Highlights from the management commentary

* MSUMI is progressing through various stages of completion for three new greenfields: 1) Pune plant – SOP for EV + ICE plant commenced in Q2FY25, while the EV-only plant began operations in 4QFY25; 2) Navagam (Gujarat) plant – SOP for the EV-only plant is expected by 1QFY26, followed by the EV + ICE plant by Q2FY26; 3) SOP for the Karkhoda plant is scheduled for Q2FY26.

* These are sizeable plants with a peak combined revenue potential of INR21b, i.e. ~25% of MSUMI’s FY24 revenues. The company has secured business from large Indian OEMs, including MSIL, M&M, and TTMT, for its upcoming new model launches in the coming years. Management has also indicated that MSUMI remains the preferred supplier for new-age vehicles by MSIL, MM, and TTMT.

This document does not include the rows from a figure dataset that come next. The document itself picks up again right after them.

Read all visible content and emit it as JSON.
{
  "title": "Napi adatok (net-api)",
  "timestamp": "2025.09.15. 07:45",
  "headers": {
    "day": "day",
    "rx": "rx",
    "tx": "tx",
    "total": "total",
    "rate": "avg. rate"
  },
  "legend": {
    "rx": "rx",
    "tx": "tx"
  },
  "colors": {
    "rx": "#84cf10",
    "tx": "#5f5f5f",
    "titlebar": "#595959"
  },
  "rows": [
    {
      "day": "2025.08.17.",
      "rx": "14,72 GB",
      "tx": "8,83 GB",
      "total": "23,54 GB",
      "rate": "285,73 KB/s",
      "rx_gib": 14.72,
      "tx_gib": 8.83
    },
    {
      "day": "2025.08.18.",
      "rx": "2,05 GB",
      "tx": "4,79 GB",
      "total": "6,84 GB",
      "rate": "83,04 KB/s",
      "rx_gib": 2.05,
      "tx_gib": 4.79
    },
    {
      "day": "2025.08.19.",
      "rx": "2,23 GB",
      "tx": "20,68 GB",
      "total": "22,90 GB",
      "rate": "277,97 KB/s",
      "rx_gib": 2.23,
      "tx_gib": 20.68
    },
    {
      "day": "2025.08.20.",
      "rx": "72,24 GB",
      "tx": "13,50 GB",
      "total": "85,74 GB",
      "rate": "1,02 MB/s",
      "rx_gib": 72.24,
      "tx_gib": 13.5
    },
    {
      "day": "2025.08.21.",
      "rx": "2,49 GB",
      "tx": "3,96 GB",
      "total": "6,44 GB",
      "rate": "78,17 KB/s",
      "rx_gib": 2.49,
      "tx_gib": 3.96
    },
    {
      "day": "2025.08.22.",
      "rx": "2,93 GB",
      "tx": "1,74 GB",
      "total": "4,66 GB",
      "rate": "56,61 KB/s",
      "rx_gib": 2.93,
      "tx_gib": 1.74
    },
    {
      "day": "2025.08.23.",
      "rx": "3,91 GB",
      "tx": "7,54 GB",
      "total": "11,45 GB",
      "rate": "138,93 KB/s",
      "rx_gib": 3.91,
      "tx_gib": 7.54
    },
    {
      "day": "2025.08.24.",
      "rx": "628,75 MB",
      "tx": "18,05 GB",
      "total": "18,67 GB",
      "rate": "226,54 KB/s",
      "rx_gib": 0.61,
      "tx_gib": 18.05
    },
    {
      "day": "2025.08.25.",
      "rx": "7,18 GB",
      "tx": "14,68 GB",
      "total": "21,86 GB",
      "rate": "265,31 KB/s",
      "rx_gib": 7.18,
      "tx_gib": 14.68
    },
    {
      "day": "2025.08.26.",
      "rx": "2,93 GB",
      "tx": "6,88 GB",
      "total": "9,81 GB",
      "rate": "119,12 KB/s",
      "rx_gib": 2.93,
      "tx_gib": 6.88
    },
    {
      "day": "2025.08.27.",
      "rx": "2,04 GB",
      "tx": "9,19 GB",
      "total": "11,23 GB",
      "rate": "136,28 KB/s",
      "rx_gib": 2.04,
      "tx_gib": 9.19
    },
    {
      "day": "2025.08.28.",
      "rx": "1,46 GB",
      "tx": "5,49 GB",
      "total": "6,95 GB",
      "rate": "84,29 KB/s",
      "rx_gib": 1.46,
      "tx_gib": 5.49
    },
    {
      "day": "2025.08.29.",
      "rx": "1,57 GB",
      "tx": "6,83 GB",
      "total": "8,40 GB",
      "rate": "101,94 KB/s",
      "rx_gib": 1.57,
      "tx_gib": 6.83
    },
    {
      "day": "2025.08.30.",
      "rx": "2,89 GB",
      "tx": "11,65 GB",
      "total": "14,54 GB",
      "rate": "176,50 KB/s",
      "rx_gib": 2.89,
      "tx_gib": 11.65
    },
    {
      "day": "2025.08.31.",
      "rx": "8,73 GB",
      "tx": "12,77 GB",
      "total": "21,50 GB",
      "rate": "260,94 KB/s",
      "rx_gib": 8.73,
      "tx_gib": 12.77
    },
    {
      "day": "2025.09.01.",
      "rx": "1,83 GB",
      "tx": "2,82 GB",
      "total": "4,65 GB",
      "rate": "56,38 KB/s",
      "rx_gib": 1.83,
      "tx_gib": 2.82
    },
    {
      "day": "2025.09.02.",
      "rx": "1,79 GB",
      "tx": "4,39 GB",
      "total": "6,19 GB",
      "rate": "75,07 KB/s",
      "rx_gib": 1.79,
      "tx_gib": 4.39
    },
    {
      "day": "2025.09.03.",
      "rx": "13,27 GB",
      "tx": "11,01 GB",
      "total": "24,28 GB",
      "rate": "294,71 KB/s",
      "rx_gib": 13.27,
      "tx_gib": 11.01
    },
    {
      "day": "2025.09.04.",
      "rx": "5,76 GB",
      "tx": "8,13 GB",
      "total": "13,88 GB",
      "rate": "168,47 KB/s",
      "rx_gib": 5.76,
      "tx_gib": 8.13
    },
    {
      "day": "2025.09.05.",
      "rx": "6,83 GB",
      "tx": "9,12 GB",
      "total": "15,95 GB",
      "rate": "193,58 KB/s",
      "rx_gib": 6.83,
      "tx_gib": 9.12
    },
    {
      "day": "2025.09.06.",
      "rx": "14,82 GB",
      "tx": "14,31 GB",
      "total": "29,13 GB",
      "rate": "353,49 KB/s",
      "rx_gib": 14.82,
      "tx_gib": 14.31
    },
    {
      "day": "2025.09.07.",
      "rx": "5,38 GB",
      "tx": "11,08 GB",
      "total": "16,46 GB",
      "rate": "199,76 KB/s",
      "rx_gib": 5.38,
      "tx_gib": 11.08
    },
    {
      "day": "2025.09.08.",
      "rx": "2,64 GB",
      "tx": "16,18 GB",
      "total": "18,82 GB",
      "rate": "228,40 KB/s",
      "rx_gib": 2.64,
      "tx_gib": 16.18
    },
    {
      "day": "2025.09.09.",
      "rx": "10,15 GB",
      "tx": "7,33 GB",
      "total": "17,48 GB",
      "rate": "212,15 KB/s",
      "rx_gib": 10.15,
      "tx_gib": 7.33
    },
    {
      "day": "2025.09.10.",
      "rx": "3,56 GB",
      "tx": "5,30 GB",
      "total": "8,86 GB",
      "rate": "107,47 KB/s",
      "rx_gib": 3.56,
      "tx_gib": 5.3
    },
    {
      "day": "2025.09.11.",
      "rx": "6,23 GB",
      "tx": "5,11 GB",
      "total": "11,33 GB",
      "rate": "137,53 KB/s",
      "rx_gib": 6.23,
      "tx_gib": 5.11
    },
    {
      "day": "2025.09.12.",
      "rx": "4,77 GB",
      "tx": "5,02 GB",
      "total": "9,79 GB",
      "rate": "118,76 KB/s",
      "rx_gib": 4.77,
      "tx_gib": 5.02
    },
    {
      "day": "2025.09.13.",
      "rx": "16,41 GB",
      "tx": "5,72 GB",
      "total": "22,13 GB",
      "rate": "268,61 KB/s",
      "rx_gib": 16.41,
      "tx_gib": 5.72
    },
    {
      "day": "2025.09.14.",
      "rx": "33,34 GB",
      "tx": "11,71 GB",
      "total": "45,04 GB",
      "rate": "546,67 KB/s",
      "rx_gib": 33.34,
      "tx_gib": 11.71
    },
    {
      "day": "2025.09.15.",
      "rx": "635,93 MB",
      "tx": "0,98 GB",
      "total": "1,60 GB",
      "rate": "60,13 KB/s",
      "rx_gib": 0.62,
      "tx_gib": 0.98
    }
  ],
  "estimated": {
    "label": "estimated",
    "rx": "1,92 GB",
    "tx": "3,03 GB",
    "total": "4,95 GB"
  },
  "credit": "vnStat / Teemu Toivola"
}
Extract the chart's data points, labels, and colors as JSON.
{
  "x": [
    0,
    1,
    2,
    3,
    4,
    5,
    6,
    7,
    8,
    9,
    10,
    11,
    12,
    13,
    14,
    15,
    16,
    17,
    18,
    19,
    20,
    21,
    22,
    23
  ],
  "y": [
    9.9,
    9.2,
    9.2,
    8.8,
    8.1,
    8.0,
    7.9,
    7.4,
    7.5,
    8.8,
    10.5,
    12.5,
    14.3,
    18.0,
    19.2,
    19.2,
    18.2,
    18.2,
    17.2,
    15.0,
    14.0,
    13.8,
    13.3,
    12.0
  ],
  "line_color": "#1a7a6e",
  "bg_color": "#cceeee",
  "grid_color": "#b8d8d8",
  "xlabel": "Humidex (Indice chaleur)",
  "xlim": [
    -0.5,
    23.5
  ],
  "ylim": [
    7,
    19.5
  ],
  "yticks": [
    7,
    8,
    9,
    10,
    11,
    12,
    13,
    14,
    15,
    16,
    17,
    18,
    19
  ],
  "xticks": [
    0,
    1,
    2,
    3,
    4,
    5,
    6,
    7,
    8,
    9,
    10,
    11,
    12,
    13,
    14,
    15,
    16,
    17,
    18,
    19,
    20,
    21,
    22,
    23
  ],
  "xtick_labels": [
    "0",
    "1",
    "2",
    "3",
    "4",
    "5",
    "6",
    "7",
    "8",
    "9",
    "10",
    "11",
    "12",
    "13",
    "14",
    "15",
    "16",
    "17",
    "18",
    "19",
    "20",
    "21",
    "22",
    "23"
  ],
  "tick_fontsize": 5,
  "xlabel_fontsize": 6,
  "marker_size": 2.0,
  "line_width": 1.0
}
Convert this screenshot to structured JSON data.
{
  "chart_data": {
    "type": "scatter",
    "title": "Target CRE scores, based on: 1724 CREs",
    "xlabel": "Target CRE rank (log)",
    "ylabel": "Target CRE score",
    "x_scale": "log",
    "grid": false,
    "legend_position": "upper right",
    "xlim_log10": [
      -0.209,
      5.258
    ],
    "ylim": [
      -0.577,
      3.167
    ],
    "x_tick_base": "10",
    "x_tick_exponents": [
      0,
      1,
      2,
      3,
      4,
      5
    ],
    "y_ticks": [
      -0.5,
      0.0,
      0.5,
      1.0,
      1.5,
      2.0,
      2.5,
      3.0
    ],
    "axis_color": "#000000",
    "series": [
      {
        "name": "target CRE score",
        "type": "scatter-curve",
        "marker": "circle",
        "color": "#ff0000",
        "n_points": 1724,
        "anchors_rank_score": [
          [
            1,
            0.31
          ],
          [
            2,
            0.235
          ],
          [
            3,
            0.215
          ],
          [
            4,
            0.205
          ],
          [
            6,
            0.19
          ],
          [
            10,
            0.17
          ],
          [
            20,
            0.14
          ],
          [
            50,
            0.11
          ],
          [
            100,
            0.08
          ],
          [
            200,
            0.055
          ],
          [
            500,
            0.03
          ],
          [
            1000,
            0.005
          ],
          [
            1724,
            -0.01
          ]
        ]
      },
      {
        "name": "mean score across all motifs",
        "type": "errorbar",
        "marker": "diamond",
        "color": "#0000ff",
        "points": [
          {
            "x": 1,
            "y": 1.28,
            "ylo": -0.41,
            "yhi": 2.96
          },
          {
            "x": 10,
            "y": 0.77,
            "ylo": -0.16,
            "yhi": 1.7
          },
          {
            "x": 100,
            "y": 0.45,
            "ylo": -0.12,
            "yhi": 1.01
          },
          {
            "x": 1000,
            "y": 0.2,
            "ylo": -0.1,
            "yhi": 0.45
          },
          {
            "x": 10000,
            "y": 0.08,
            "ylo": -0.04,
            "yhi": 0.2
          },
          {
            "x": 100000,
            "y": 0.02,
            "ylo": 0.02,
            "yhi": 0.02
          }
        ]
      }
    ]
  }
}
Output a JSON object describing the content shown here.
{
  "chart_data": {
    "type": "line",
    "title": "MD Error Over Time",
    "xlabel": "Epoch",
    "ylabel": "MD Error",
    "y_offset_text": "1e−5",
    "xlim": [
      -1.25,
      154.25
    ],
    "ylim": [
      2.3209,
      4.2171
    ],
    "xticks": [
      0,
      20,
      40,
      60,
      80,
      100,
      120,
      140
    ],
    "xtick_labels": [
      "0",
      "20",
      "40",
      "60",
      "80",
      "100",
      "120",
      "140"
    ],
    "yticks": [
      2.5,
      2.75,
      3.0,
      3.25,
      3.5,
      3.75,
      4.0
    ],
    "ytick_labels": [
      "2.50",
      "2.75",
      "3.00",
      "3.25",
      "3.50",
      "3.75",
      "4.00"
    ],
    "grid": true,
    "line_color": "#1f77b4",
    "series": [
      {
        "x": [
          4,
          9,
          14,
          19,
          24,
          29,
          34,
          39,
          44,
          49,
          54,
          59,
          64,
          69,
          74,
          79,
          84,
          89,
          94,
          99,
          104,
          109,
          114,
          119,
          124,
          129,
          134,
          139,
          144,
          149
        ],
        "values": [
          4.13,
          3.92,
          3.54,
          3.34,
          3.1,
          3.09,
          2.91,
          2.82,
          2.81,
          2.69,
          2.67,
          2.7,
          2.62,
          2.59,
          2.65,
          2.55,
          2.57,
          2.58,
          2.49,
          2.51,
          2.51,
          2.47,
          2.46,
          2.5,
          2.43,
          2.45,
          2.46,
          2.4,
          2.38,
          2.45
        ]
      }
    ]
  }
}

* The EV mix of total revenues stood at 4% for Q4FY25.

* Capex guidance for FY26 stands at INR2b. The company has invested about INR400-600m in each plant, excluding the cost of land and buildings that are leased from SAMIL.

* MSUMI is a supplier for nine out of the top 10 selling PV models in FY25.

 

Valuation and view

* We expect EBITDA margin to expand in FY26, led by a better product mix, rampup of new greenfield plants, and localization efforts.

* We believe MSUMI deserves rich valuations, given its strong competitive positioning, top-decile capital efficiency, and benefits of EVs and other megatrends in Autos. The stock trades at 34.8x/28.5x FY26E/FY27E EPS. Reiterate our BUY rating with a TP of INR68 (premised on 34x FY27E EPS).